Register as a predictor of the complement clause type in Russian: a corpus study


2019. № 1 (37), 147-183

MIKHAIL YU. KNYAZEV, Institute for Linguistic Studies of the Russian Academy of Sciences / National Research University Higher School of Economics, St. Petersburg branch / St. Petersburg State University (Russia, St. Petersburg), mknyazev@hse.ru
EKATERINA A. RUDALEVA, National Research University Higher School of Economics, St. Petersburg branch (Russia, St. Petersburg, Moscow), earudaleva@edu.hse.ru

Abstract:

Register is a factor in linguistic variation and may affect the choice between competing constructions, along with grammatical, semantic, pragmatic and other factors. The paper investigates the effect of register on the realization of indicative complement clauses in Russian (as a čto-clause or as a special construction with the correlative to) with verbs selecting prepositional/oblique complements, cf. Ona nastaivaet (na tom), čto… ‘She insists (on the fact) that…’. The study is based on the data from the Russian National Corpus. The main hypothesis is that more formal registers tend to be associated with higher preference for the construction with the correlative. Five different registers are compared (academic, news, fiction, spontaneous and non-spontaneous speech).

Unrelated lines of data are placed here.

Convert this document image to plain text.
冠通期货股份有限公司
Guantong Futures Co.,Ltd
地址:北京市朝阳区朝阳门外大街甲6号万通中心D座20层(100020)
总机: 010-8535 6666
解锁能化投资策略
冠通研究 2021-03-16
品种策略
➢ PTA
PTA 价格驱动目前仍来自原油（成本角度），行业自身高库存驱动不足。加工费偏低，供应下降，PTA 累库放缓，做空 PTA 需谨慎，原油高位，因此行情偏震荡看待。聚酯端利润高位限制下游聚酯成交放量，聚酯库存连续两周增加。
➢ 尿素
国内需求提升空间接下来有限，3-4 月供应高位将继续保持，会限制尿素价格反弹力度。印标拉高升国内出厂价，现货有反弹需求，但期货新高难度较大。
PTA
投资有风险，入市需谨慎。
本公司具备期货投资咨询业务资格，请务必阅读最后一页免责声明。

The influence of register was investigated in three ways: on the basis of the verb sample as a whole (26 verbs); individually for separate verbs; for attraction classes of verbs according to their choice of a certain strategy. The so-called “collostructional analysis” (for distinctive collexemes), developed by Stefan Th. Gries and Anatol Stefanowitsch, as well as the analysis of dispersion measured by the Deviation of Proportions (developed by Stefan Th. Gries) were used. The results showed a small increase in the proportion of the correlative construction in the academic and non-fiction registers (as opposed to news and fiction registers) both for the sample as a whole and for the two out of three attraction classes, which on the whole supports the main hypothesis. However, the effect of register on individual verbs (operationalized as change of attraction class accompanying change of register) proved negligible. In addition, the class of verbs neutral with respect to the attracted construction showed a profile different from the two other classes, suggesting that some property of register other than formality might influence their behavior.